First it was an economic crisis caused by falling oil prices. Now, Venezuela faces a related crisis: a currency chaos triggered by the plans of government to withdraw the highest currency in circulation and replace with even bigger ones.
Venezuelan President Nicholas Maduro said in a national address Saturday the country would delay removing 100 bolivar bills from circulation until Jan. 2 .
Earlier this month, the Venezuelan central bank announced it would create larger currency notes to help residents deal with runaway inflation.
The largest denomination of the Venezuelan bolivar was 100, but the bank said it would begin circulating notes as large as 20,000. Bank officials said the existing bills would still be accepted alongside the new ones, but then Maduro announced the 100 bolivar bills would no longer be accepted as legal currency as of Friday.
The announcement set off a mad scramble at banks across Venezuela, with tens of thousands of people standing in line to trade in their soon-to-be useless bolivars for new currency. Businesses unsure which currency notes to accept closed their doors.
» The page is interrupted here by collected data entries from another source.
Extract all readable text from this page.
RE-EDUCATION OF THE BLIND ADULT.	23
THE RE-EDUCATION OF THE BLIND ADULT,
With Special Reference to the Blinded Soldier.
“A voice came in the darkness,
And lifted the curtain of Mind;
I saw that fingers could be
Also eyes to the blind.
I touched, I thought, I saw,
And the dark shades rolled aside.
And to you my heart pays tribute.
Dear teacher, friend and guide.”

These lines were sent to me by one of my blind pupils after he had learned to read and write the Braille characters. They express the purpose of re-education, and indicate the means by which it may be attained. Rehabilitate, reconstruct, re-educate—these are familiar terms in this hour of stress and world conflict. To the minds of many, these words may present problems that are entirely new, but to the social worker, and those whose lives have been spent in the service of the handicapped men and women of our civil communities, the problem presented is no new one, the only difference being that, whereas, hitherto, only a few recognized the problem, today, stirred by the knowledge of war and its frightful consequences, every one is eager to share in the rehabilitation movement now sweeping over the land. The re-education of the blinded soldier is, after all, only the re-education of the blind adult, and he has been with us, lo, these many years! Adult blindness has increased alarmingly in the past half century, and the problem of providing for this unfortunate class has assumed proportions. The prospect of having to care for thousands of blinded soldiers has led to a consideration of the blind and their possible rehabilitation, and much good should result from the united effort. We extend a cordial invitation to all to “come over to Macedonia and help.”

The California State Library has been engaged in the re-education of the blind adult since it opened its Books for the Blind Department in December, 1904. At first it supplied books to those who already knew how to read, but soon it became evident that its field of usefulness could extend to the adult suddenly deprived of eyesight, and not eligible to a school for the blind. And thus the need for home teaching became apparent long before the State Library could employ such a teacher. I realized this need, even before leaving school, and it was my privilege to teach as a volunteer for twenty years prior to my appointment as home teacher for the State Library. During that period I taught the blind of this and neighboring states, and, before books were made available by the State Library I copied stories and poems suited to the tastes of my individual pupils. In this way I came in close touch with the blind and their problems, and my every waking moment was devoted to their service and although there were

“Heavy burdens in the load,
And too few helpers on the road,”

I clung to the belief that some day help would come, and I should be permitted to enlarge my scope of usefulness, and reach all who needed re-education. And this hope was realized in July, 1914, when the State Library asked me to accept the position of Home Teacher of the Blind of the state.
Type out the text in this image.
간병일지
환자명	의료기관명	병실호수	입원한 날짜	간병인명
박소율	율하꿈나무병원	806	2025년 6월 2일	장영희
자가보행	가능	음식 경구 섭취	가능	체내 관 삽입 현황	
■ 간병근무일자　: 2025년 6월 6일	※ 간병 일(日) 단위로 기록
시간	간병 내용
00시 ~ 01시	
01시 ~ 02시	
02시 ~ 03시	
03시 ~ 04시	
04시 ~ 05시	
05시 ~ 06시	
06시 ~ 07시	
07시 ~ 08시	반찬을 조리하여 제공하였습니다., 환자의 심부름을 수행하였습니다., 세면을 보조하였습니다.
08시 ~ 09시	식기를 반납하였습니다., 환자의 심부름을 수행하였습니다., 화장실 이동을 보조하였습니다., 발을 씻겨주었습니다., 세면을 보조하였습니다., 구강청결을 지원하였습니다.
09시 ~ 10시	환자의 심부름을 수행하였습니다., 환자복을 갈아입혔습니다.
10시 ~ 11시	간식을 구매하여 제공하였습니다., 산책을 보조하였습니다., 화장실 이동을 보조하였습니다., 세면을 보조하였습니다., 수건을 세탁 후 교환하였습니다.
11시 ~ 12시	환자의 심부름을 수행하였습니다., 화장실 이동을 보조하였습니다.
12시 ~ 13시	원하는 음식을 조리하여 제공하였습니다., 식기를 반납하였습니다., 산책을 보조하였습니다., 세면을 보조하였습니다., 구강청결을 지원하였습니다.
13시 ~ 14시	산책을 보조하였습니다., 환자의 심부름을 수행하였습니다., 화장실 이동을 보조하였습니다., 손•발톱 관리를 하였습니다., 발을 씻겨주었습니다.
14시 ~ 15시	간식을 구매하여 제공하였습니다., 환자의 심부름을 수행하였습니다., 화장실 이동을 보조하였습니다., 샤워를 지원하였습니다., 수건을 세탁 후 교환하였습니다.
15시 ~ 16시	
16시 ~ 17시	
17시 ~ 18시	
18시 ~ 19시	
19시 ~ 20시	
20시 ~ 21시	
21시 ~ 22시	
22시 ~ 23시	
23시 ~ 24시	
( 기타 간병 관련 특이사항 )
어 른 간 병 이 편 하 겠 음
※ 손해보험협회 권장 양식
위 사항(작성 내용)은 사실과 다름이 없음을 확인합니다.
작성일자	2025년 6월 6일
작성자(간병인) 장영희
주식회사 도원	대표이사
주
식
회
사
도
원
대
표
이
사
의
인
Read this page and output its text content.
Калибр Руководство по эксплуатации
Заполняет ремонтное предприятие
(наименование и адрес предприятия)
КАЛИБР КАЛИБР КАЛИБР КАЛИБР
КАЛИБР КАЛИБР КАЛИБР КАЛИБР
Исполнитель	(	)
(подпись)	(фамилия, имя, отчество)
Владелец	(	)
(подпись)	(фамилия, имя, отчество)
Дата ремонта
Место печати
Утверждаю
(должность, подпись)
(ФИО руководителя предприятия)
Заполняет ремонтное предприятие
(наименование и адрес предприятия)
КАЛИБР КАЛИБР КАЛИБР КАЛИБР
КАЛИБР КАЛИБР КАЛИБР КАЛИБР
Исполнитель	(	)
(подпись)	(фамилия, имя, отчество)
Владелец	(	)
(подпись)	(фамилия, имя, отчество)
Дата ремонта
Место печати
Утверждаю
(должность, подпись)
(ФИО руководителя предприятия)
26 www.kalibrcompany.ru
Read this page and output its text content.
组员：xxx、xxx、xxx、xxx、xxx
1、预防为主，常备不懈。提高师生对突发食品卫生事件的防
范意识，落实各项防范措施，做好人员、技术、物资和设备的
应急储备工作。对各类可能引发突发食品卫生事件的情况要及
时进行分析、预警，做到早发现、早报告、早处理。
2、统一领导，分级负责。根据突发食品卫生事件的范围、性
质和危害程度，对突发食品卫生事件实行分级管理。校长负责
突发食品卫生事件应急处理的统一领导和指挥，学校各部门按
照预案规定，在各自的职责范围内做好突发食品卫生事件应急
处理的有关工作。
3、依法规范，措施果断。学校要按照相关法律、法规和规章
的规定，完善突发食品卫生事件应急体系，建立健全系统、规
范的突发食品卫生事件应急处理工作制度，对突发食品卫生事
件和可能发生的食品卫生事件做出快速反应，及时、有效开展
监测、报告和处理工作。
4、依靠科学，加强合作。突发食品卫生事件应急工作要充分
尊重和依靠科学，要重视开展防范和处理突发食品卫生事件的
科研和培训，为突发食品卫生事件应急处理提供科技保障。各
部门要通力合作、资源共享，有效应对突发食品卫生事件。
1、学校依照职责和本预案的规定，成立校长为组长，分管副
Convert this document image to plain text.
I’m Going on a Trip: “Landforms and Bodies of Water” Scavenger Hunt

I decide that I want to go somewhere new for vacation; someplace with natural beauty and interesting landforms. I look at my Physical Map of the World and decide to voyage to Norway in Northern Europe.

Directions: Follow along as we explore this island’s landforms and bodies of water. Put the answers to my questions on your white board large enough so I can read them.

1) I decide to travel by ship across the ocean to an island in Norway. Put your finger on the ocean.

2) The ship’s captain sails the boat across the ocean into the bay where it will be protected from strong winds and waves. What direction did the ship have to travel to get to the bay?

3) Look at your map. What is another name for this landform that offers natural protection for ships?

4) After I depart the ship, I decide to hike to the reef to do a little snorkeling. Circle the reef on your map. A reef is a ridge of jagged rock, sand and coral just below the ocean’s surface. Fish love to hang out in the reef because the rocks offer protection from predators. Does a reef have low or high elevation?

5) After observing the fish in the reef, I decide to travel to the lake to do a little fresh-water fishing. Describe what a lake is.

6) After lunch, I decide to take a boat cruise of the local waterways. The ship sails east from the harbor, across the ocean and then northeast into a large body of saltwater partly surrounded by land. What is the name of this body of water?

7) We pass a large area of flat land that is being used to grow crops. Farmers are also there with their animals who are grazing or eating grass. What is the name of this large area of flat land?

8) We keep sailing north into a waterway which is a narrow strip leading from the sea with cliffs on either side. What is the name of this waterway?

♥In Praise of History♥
Further aggravating the problem, the new bills have not yet fully entered circulation, with some ATMs and banks still issuing the old bills.
Maduro’s government said revoking the 100 bolivars was necessary to prevent smuggling, the BBC reported. He has routinely accused foreign actors, led by the United States, of colluding to destabilize the socialist nation’s economy.
Runaway inflation was set off due to the falling price of oil, Venezuela’s most important export. One bolivar is worth approximately 10 cents American.